Albuquerque Journal

Climate orders

Biden’s actions won’t have much immediate effect on state, lawmakers told.

- BY DAN BOYD

SANTA FE — Climate change orders issued by President Joe Biden’s administra­tion could have a significan­t impact on New Mexico revenue levels in coming years but are unlikely to affect the state’s short-term cash flow, state officials and economists said Tuesday.

In part, that’s because more than 6,000 oil drilling permits have been acquired by operators — primarily in southeaste­rn New Mexico — but not yet used.

“We do not believe there will be a major shortterm impact,” Adrienne Sandoval, director of the state Oil Conservati­on Division, told Senate Finance Committee members during a Tuesday meeting.

But she said an extended moratorium on all new leasing activity on federal lands would eventually lead to a decline in oil production, as about 75% of the oil wells drilled in New Mexico in 2020 were on federal land.

In all, more than 40% of New Mexico’s roughly $7 billion in general fund revenue comes from the oil and natural gas industries, a figure that has increased in recent years despite attempts to diversify the state’s economy.

Given that budgetary reliance, some state lawmakers and oil industry advocates have expressed concern about the recent federal orders.

Just days after taking office last month, Biden issued an executive order to indefinite­ly pause all new leasing activity on federal lands so the U.S. Department of the Interior can review leasing and permitting processes.

In addition, a separate order issued by acting agency secretary Scott de la Vega — U.S. Rep. Deb Haaland, D-N.M., has been nominated as Biden’s interior secretary but not yet confirmed — suspended authorizat­ion of all new drilling permits for 60 days.

Several lawmakers said Tuesday that New Mexico should get federal dollars from the Biden administra­tion to offset the impact of any new restrictio­ns on federal land within the state’s boundaries.

“In exchange for us not developing a natural resource, we should be compensate­d,” said Sen. Jacob Candelaria, D-Albuquerqu­e, calling federal compensati­on a “fair propositio­n.”

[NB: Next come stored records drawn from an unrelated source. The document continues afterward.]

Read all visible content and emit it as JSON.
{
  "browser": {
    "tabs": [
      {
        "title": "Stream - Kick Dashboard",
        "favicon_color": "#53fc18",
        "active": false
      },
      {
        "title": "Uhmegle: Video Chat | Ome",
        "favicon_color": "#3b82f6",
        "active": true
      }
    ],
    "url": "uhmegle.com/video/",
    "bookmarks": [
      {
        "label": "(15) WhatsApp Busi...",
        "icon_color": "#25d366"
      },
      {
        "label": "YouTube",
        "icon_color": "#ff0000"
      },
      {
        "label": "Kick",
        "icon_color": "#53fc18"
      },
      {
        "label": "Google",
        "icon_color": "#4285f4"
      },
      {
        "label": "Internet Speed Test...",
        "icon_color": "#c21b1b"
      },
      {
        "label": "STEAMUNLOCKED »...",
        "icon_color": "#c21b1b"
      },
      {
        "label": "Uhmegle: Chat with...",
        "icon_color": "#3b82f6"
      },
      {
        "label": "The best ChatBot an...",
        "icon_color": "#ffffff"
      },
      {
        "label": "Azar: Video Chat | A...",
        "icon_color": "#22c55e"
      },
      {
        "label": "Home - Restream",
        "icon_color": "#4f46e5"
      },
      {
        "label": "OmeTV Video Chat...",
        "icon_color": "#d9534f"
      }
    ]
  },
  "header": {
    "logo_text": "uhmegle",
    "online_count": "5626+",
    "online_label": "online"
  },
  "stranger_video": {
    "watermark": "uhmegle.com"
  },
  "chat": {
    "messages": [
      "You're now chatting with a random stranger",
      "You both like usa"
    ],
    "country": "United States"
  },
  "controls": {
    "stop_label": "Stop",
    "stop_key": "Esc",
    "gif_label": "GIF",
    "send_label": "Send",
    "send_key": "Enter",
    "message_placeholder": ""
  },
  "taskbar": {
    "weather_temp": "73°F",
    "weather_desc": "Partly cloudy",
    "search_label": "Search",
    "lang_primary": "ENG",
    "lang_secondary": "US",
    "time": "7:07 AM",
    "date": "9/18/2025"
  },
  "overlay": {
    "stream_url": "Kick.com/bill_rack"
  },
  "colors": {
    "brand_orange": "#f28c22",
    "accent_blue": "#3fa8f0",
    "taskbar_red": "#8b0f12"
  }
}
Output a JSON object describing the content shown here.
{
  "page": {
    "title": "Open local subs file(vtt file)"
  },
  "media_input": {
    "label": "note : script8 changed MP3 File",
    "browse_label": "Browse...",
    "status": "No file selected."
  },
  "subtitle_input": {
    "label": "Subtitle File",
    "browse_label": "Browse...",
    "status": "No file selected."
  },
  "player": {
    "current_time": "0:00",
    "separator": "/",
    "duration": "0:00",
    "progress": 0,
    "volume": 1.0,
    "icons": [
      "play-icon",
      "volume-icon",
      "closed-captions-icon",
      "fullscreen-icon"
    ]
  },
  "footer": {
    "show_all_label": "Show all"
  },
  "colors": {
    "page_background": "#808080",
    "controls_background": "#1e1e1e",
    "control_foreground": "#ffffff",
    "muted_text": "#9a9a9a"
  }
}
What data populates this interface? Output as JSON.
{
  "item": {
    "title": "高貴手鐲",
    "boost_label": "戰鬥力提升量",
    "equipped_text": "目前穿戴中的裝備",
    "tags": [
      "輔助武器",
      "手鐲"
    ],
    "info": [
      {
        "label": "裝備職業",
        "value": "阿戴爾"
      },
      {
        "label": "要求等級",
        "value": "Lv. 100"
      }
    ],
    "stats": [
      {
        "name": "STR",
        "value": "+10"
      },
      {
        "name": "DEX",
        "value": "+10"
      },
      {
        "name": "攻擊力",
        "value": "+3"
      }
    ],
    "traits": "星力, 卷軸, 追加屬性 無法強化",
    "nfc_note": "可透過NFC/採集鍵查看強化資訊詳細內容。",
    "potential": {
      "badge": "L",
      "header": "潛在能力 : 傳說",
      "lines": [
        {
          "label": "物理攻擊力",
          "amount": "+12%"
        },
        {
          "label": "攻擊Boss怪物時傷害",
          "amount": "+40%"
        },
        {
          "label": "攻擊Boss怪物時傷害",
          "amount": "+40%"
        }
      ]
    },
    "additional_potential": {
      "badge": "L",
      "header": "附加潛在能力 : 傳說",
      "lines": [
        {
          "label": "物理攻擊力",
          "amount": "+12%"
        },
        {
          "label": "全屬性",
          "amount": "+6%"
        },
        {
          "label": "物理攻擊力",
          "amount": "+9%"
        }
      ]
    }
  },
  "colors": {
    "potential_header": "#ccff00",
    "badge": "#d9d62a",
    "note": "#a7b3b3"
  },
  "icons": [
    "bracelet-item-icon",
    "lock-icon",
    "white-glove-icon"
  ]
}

Sen. George Muñoz, D-Gallup, the Senate Finance Committee’s chairman, also raised the compensati­on issue and said lawmakers will have to take a cautious approach to recurring spending levels.

“As a businessma­n, businesses will seek the path of least resistance,” Muñoz said, referring to the possibilit­y that oil companies could halt New Mexico operations.

Ryan Flynn, the president and CEO of the New Mexico Oil and Gas Associatio­n, said a recent survey of group members showed 86% would consider shifting new investment­s outside of the state if a more lasting leasing ban were to be imposed.

Meanwhile, Dawn Iglesias, the chief economist for the Legislativ­e Finance Committee, said canceling three federal lease sales planned for this year — if that ultimately happens — would cost the state roughly $12 million in direct revenue.

But she also said oil prices are currently above the projection­s state and legislativ­e economists used to craft December revenue estimates. Revised estimates are expected to be released in the coming weeks.